This page explains various error scenarios, and provides guidance for resolving the errors.
Replication scenarios
This section explains replication issues that might occur with your instance.
How do you monitor replication lags?
Memorystore for Valkey has the /instance/replication/maximum_offset_diff
metric. This metric
monitors the maximum replication offset difference (in bytes) for a node in a
primary instance.
By keeping the replication offset difference low, replicas can perform incremental sync operations more frequently and at a lower cost than full sync operations.
We recommend that you set a threshold for the maximum_offset_diff
metric. If
the threshold is exceeded, then Memorystore for Valkey can notify you by an
alert.
Based on the node type for your instance, we recommend that you set the threshold, as follows:
- If the node type is
shared-core-nano
,standard-small
, orhighmem-medium
, then set the threshold to be less than 64 MB. - If the node type is
highmem-xlarge
, then set the threshold to be less than 1 GB.
What do you do if there's a replication lag between your primary instance and its replicas?
There might be a significant replication lag if the primary instance has too many write operations, and the replicas can't catch up to replicate these operations. To resolve this issue, we recommend that you scale the capacity of the instance by increasing the number of shards for the instance.
Memory management scenarios
This section explains memory management issues that your instance might encounter.
Which metric can you use to determine that your instance is under memory stress?
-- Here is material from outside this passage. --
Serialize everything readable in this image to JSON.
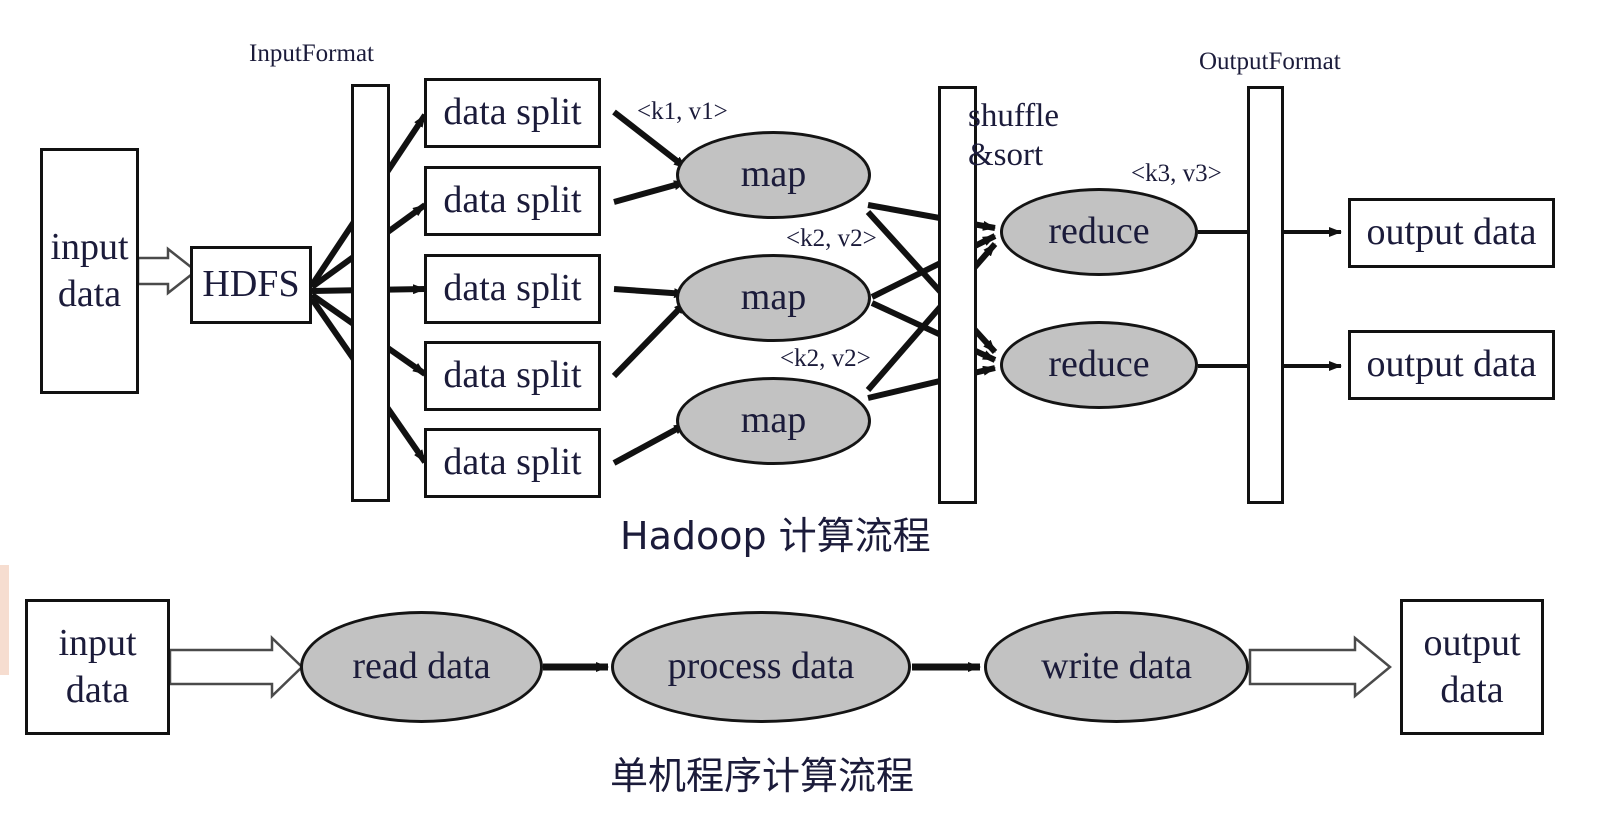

To monitor the memory usage for a Memorystore for Valkey
instance, we recommend that you view the /instance/memory/maximum_utilization
metric. If the memory usage of the instance approaches 80% and you expect data
usage to grow, then scale up the size of the instance to improve performance and to make
room for new data.
Monitoring scenarios
This section explains monitoring issues that your instance might encounter.
How do you set up alerts for Memorystore for Valkey?
You can use Cloud Monitoring to set alerts to notify you if any metrics exceed thresholds that you set for your instance. For more information about setting alerts in Cloud Monitoring, see Set a Monitoring alert for memory usage.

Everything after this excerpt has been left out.